XAIstories addresses a critical gap in explainable AI adoption: the comprehension barrier. While SHAP values and counterfactual explanations are technically rigorous, they remain inaccessible to most non-expert users, limiting the practical utility of XAI in real-world applications. By bridging this gap with narrative explanations, the research tackles a persistent challenge in AI democratization.
The broader context reflects growing regulatory and commercial pressure for AI transparency. As machine learning models proliferate in high-stakes domains like credit scoring and healthcare, stakeholders demand interpretability. Traditional XAI methods solve this theoretically but fail practically—explanations that users cannot understand provide no actual value. This research demonstrates that LLMs can serve as effective translation layers between technical explanations and human comprehension.

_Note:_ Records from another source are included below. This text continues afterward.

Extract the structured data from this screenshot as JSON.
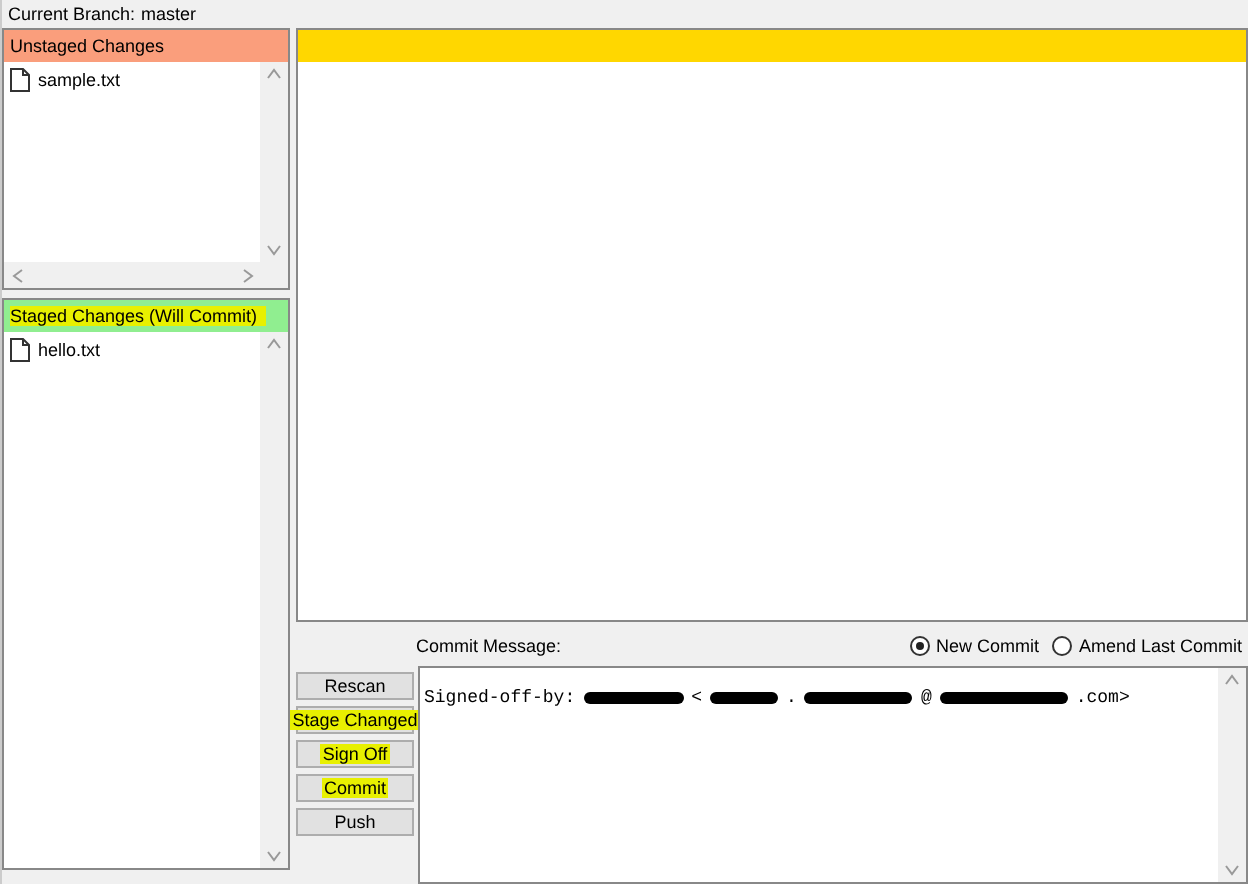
{
  "branch": {
    "label": "Current Branch:",
    "name": "master"
  },
  "unstaged": {
    "title": "Unstaged Changes",
    "highlighted": false,
    "files": [
      {
        "name": "sample.txt"
      }
    ]
  },
  "staged": {
    "title": "Staged Changes (Will Commit)",
    "highlighted": true,
    "files": [
      {
        "name": "hello.txt"
      }
    ]
  },
  "commit": {
    "label": "Commit Message:",
    "modes": [
      {
        "label": "New Commit",
        "selected": true
      },
      {
        "label": "Amend Last Commit",
        "selected": false
      }
    ],
    "buttons": [
      {
        "label": "Rescan",
        "highlighted": false
      },
      {
        "label": "Stage Changed",
        "highlighted": true
      },
      {
        "label": "Sign Off",
        "highlighted": true
      },
      {
        "label": "Commit",
        "highlighted": true
      },
      {
        "label": "Push",
        "highlighted": false
      }
    ],
    "message": [
      {
        "kind": "text",
        "text": "Signed-off-by:"
      },
      {
        "kind": "redacted"
      },
      {
        "kind": "text",
        "text": "<"
      },
      {
        "kind": "redacted"
      },
      {
        "kind": "text",
        "text": "."
      },
      {
        "kind": "redacted"
      },
      {
        "kind": "text",
        "text": "@"
      },
      {
        "kind": "redacted"
      },
      {
        "kind": "text",
        "text": ".com>"
      }
    ]
  }
}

The impact extends across multiple constituencies. For enterprises, XAIstories could reduce compliance friction in regulated industries by making AI decisions more defensible to auditors and regulators. For data scientists, it offers a scalable tool for stakeholder communication without manual narrative crafting. For end-users affected by AI decisions, clearer explanations could enable better-informed challenges to unfavorable predictions, particularly in lending or hiring contexts.
The tenfold speed improvement in narrative generation (CFstories) indicates production viability. However, questions remain about narrative hallucination, consistency across similar cases, and whether LLM-generated stories might introduce new forms of bias or obscure important nuances in explanations. Future work should examine long-term user trust and whether improved understanding translates to better real-world decision-making outcomes.
- →Over 90% of general audiences find LLM-generated narratives of AI explanations convincing, addressing the comprehension gap in explainable AI.
- →Data scientists report 83% likelihood of adopting SHAPstories for communicating AI decisions to non-technical stakeholders.
- →Users correctly answered comprehension questions significantly more often with narrative explanations than with raw SHAP values alone.
- →CFstories achieve a tenfold speed improvement over manual narrative creation while maintaining comparable convincingness to human-written explanations.
- →XAIstories has potential applications in regulated domains like credit scoring where AI decisions require human-understandable justification.